From ROC DECH (backup: ROC SouthEast Europe) to ROC UK/I (backup: ROC AsiaPacific)
Tickets:
Opened New :92
close : 52
1st mail: 33
Quarantine : 20
2nd mail : 9
Unsolved: 3
Issues:
Tests for RGMA , LFC, SRM, SE creating (lots of) alarms (COD teams learning to handle them...)
Issues with certificate tests (most of the tests failing with timeouts -- sites probably have a valid certificate, reasons might be use of nonstandard port for certain services, service simply not available, or timing out because of cert test itself...?)
Several months ago I requested that a page detailing the most common causes for gLiteCE job failures be created, based on the experience by PPS. The answer was that basically we should wait until experience is gathered in the GGUS tickets that are going to be opened by CODs on PPS or production sites and then produce this web page. So far there is one page in gocwiki, detailing one site specific cause:
"Sometimes this is due to the fact that the user is not authorised on the CE."
I do not believe this is the only site-specific cause that was ever found as reason for this error .

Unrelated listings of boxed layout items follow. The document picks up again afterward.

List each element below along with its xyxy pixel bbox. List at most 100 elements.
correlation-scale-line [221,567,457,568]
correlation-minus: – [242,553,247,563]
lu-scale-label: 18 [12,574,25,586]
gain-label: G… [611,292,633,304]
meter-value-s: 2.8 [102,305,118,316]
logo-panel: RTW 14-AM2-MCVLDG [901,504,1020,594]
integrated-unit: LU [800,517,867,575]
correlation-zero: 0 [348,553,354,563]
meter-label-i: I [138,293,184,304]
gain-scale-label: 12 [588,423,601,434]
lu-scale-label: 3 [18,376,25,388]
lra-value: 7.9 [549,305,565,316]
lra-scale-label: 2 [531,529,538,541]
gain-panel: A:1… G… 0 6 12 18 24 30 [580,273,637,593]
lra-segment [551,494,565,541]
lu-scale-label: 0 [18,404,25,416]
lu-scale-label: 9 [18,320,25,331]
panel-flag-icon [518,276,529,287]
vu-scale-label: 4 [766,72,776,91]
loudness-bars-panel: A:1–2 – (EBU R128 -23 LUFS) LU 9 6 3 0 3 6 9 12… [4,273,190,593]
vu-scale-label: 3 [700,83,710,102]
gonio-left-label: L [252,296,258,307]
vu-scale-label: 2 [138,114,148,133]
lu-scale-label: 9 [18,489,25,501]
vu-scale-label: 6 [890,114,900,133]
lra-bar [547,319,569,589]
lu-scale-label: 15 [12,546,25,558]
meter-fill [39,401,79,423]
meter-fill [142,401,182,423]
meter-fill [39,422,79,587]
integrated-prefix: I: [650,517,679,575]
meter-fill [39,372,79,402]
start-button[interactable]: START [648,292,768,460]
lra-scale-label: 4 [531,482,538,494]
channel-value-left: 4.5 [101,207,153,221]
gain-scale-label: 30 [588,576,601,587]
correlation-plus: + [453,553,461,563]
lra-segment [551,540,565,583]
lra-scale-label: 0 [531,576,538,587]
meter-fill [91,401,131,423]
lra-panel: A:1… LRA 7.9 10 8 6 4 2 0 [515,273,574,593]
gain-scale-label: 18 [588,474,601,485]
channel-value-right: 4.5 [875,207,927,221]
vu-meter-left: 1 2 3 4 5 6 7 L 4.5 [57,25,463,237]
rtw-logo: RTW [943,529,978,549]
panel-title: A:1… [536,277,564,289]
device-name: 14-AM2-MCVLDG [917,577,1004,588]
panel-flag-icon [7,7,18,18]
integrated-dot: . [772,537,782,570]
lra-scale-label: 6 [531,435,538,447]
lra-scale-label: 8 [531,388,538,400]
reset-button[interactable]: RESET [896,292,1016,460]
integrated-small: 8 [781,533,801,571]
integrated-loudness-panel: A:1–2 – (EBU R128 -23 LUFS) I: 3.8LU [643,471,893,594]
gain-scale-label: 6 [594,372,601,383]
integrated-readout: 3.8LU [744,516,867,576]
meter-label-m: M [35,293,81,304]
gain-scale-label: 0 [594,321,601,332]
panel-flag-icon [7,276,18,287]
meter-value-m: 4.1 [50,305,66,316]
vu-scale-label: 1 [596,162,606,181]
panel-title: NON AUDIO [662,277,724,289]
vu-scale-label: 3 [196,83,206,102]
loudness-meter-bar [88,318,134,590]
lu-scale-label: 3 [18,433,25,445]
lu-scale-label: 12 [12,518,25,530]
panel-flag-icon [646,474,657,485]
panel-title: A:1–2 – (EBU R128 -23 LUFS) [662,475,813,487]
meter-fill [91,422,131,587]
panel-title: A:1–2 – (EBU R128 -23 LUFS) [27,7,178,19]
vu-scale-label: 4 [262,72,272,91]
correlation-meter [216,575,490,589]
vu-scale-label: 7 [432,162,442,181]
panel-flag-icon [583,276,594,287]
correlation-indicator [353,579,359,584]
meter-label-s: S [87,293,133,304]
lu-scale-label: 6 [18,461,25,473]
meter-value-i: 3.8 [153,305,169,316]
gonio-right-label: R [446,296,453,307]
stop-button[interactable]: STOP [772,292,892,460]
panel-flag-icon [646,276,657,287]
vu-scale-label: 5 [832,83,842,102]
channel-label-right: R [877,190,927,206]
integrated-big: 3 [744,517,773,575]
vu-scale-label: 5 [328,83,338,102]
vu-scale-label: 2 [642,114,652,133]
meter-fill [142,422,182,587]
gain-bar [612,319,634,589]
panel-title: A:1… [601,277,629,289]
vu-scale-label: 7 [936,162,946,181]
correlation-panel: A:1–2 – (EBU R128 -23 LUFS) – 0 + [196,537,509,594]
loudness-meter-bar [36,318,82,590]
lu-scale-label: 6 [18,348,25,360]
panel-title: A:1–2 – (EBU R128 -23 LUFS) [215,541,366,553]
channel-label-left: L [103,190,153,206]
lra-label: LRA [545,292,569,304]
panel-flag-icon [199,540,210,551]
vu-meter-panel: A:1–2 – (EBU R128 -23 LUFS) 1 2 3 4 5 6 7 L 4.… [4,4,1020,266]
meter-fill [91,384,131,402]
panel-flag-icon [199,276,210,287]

I have the feeling that these host-cert-valid tests generate a lot of alarms, and I am not sure they must be handled by CODs, especially before a certificate is expired. Some CAs already send e-mails about expiring certificates one-two months in advance, which is a sensible period.
Note that there is some lack of synch in COD dashboard, so it shows older tests that are in error, while the newer tests are ok. Ordering the alarms by status in the Monitoring/Alarms page shows last test date as 11th May in most cases, and only a few times as 12, and never newer.
This problem appeared at beginning of our shift, and it seams to me it reappeared on 13th.